К счастью, наш политрук был именно тот, кого так хорошо знал Тарасенко.
— Чего же ты из меня выматывал душу? Ты бы сразу мне так сказал, что Ревякин тебе приказал возвращаться…
Боевые друзья, ожидающая меня впереди какая-то радость, вступление в партию — все приближалось ко мне. На последнее замечание было трудно ответить толково, и я уже кое-как пробормотал:
— Так точно… Он приказал…
— Если он тебя ценит и если уж ты так там нужен, тогда поезжай. Мише надо помочь… Поезжай… Письмо от меня отвезешь.
— Отвезу, товарищ комиссар.
— Да садись ты, садись, расскажи, как он там? Как вы с немцами дрались? В каких местах? Ты мне все расскажи по порядку.
Все стало вдруг просто и ясно.
Мы сидели с ним больше часа. Я рассказал ему весь наш путь, пройденный вместе с Ревякиным. Но передо мной стояла другая задача — выручить Гришина.
Из беседы я выяснил, что Тарасенко был горняк, партийный работник в Донбассе и только в последние годы попал на военную службу, оставаясь в душе горняком. После войны он не думал покинуть Караганду, наоборот — он ее любил, он видел ее будущее. Успевшая вовремя эвакуироваться, его семья жила здесь же, и жена его, горный техник по углю, в дни войны стала штейгером в Караганде. Я увидел в нем патриота Караганды и понял, что Вася Гришин имеет свои преимущества в том, что он успел тоже влюбиться в Караганду и в одну из карагандинских работниц.
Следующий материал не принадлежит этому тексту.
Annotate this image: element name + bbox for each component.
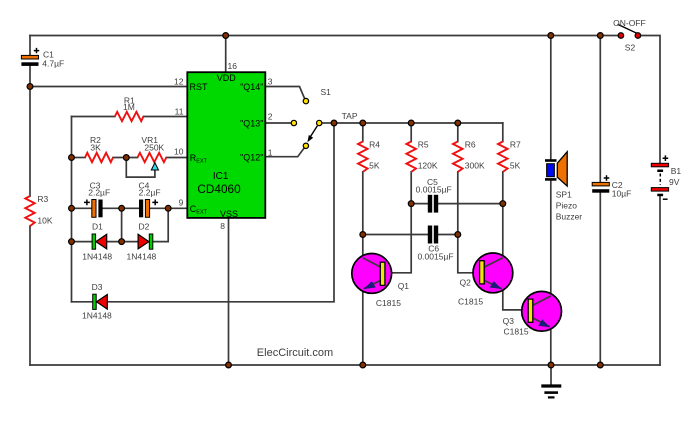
node C5 left (408, 201, 414, 207)
svg-text:1M: 1M (123, 102, 135, 112)
svg-text:5K: 5K (510, 161, 521, 171)
wire Q3 emitter to bottom rail (533, 318, 551, 365)
svg-text:S1: S1 (321, 87, 332, 97)
node TAP (331, 120, 337, 126)
wire pin3 to S1 (265, 87, 305, 100)
wire R4 top (362, 123, 364, 142)
wire R7 bottom to Q2 collector (484, 172, 502, 267)
wire C3 row left (72, 207, 92, 209)
node C2 top (597, 33, 603, 39)
wire VR1 wiper return (126, 158, 155, 178)
svg-text:10K: 10K (37, 216, 52, 226)
wire D1 row left (72, 241, 93, 243)
wire pin1 to S1 (265, 148, 304, 157)
svg-text:300K: 300K (465, 161, 485, 171)
node pin9 (165, 205, 171, 211)
switch S1 lever arrow (307, 126, 317, 142)
wire R1 row left (72, 116, 115, 118)
wire R1 row right to pin11 (143, 116, 187, 118)
svg-text:TAP: TAP (342, 111, 358, 121)
svg-text:5K: 5K (369, 161, 380, 171)
wire C6 row right (438, 234, 458, 236)
svg-text:3K: 3K (90, 142, 101, 152)
svg-text:9: 9 (179, 197, 184, 207)
svg-text:0.0015µF: 0.0015µF (417, 251, 453, 261)
svg-text:2.2µF: 2.2µF (88, 187, 110, 197)
resistor R3 (25, 196, 34, 226)
svg-text:Piezo: Piezo (556, 201, 578, 211)
potentiometer VR1 (138, 153, 167, 162)
svg-text:Q3: Q3 (503, 316, 515, 326)
wire left rail to C1 (29, 36, 31, 56)
svg-text:C1815: C1815 (504, 326, 529, 336)
svg-text:1N4148: 1N4148 (82, 310, 112, 320)
svg-text:120K: 120K (418, 161, 438, 171)
wire D3 row left (72, 301, 93, 303)
svg-text:Q2: Q2 (460, 277, 472, 287)
svg-text:"Q13": "Q13" (240, 118, 263, 128)
svg-text:B1: B1 (671, 166, 682, 176)
svg-text:250K: 250K (144, 142, 164, 152)
node R6 top (455, 120, 461, 126)
wire R7 top corner (502, 123, 504, 142)
node C6 right (455, 232, 461, 238)
svg-text:ElecCircuit.com: ElecCircuit.com (257, 347, 333, 359)
node R2 left (69, 155, 75, 161)
svg-text:"Q12": "Q12" (240, 152, 263, 162)
svg-text:CD4060: CD4060 (197, 182, 241, 196)
wire D1 to D2 (107, 241, 138, 243)
wire Q2 emitter to Q3 base (484, 281, 528, 310)
wire S1 common to TAP (322, 122, 334, 124)
svg-text:3: 3 (268, 77, 273, 87)
wire R2 to VR1 (113, 157, 138, 159)
svg-text:RST: RST (190, 82, 209, 92)
svg-text:ON-OFF: ON-OFF (613, 18, 646, 28)
wire C5 row right (438, 203, 503, 205)
wire bottom rail (30, 364, 660, 366)
switch S1 contacts (291, 98, 322, 148)
wire right rail upper to S2 (641, 36, 660, 164)
svg-text:S2: S2 (625, 43, 636, 53)
wire D2 up to pin9 node (153, 208, 168, 241)
wire C2 bottom (599, 193, 601, 365)
transistor Q3 (522, 291, 562, 331)
wire VDD pin16 (225, 36, 227, 73)
piezo buzzer SP1 (545, 152, 567, 186)
svg-text:2: 2 (268, 111, 273, 121)
transistor Q1 (352, 254, 392, 294)
node C2 bottom (597, 362, 603, 368)
wire R2 row left (72, 157, 86, 159)
wire R4 bottom to Q1 collector (363, 172, 381, 267)
svg-text:VSS: VSS (220, 209, 238, 219)
node D1/D2 (119, 239, 125, 245)
ground symbol (541, 386, 561, 397)
svg-text:D1: D1 (92, 222, 103, 232)
node VDD top (223, 33, 229, 39)
capacitor C2 (592, 175, 609, 193)
node D1 left (69, 239, 75, 245)
node C1/RST (27, 84, 33, 90)
wire TAP rail (334, 122, 503, 124)
wire D3 to TAP vertical (108, 123, 335, 302)
svg-text:SP1: SP1 (556, 190, 572, 200)
svg-text:0.0015µF: 0.0015µF (416, 185, 452, 195)
resistor R2 (85, 153, 113, 162)
wire VR1 to pin10 (166, 157, 187, 159)
potentiometer VR1 wiper arrow (151, 163, 158, 170)
wire C5 row left (411, 203, 427, 205)
wire C4 to pin9 (150, 207, 188, 209)
switch S2 contacts (618, 33, 641, 39)
capacitor C4 (139, 200, 158, 218)
diode D1 (92, 234, 107, 249)
node ground (548, 362, 554, 368)
capacitor C3 (84, 200, 103, 218)
node C6 left (360, 232, 366, 238)
wire R6 bottom to Q2 base (458, 172, 480, 273)
svg-text:12: 12 (174, 76, 184, 86)
wire RST pin12 (30, 86, 188, 88)
resistor R4 (358, 142, 368, 172)
IC1 CD4060 body (187, 72, 265, 218)
svg-text:2.2µF: 2.2µF (139, 187, 161, 197)
resistor R7 (498, 142, 508, 172)
capacitor C5 (428, 195, 438, 213)
node R5 top (408, 120, 414, 126)
svg-text:R4: R4 (369, 140, 380, 150)
resistor R6 (453, 142, 463, 172)
svg-text:1: 1 (268, 147, 273, 157)
RESISTORS (25, 112, 507, 226)
wire C2 top (599, 36, 601, 183)
svg-text:C1815: C1815 (376, 298, 401, 308)
resistor R1 (115, 112, 144, 121)
wire SP1 to Q3 collector (533, 181, 551, 306)
svg-text:VDD: VDD (217, 73, 237, 83)
svg-text:R3: R3 (37, 194, 48, 204)
wire C1 to R3 (29, 66, 31, 196)
wire C3C4 node down to D1D2 node (121, 208, 123, 241)
wire C6 row left (363, 234, 428, 236)
wire VSS pin8 (228, 218, 230, 365)
wire top supply rail (30, 35, 621, 37)
node R2/VR1 (123, 155, 129, 161)
transistor Q2 (473, 253, 513, 293)
resistor R5 (406, 142, 416, 172)
capacitor C6 (428, 226, 438, 244)
node C3/C4 (119, 205, 125, 211)
wire pin2 to S1 (265, 122, 291, 124)
wire ground stem (550, 365, 552, 385)
battery B1 (651, 155, 668, 199)
svg-text:R5: R5 (418, 140, 429, 150)
wire R6 top (457, 123, 459, 142)
diode D3 (93, 294, 108, 309)
svg-text:11: 11 (175, 106, 184, 116)
svg-text:D2: D2 (138, 222, 149, 232)
wire right rail lower (659, 196, 661, 365)
svg-text:1N4148: 1N4148 (127, 251, 157, 261)
node Q1 emitter bottom (360, 362, 366, 368)
wire R5 bottom through C5 node to Q1 base (385, 172, 411, 273)
svg-text:C1815: C1815 (458, 296, 483, 306)
svg-text:Buzzer: Buzzer (556, 211, 583, 221)
node C5 right (500, 201, 506, 207)
wire loop left rail (71, 117, 73, 302)
wire Q1 emitter to bottom rail (363, 281, 381, 366)
svg-text:4.7µF: 4.7µF (42, 58, 64, 68)
svg-text:D3: D3 (92, 282, 103, 292)
capacitor C1 (21, 48, 39, 66)
svg-text:Q1: Q1 (398, 281, 410, 291)
node VSS bottom (226, 362, 232, 368)
node R4 top (360, 120, 366, 126)
svg-text:R7: R7 (510, 140, 521, 150)
wire SP1 top (550, 36, 552, 160)
wire C3 to C4 (103, 207, 139, 209)
node SP1 top (548, 33, 554, 39)
svg-text:9V: 9V (669, 177, 680, 187)
wire R3 to bottom rail (29, 226, 31, 365)
svg-text:8: 8 (220, 221, 225, 231)
svg-text:1N4148: 1N4148 (82, 251, 112, 261)
svg-text:10: 10 (174, 147, 184, 157)
svg-text:IC1: IC1 (213, 171, 229, 182)
node C3 left (69, 205, 75, 211)
wire R5 top (410, 123, 412, 142)
svg-text:"Q14": "Q14" (240, 82, 263, 92)
diode D2 (138, 234, 153, 249)
svg-text:16: 16 (228, 61, 238, 71)
svg-text:10µF: 10µF (612, 189, 632, 199)
svg-text:R6: R6 (465, 140, 476, 150)
switch S2 lever (618, 24, 638, 34)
Нет, Вася, конечно, не кинул на нашу умницу Гулю ни одного нескромного взгляда, он не сказал ни одного слова, сколько-нибудь выходящего за пределы общей беседы. Но когда она собиралась, бывало, уйти из палаты, он так умоляюще смотрел на меня и товарищей, что я задавал ей новый вопрос о фронте, о казахстанском хозяйстве или о международных отношениях, чтобы задержать ее еще на несколько минут.
Я думаю, даже если любимый ею человек найдется и если она будет снова счастлива с ним, Вася все-таки возвратится сюда.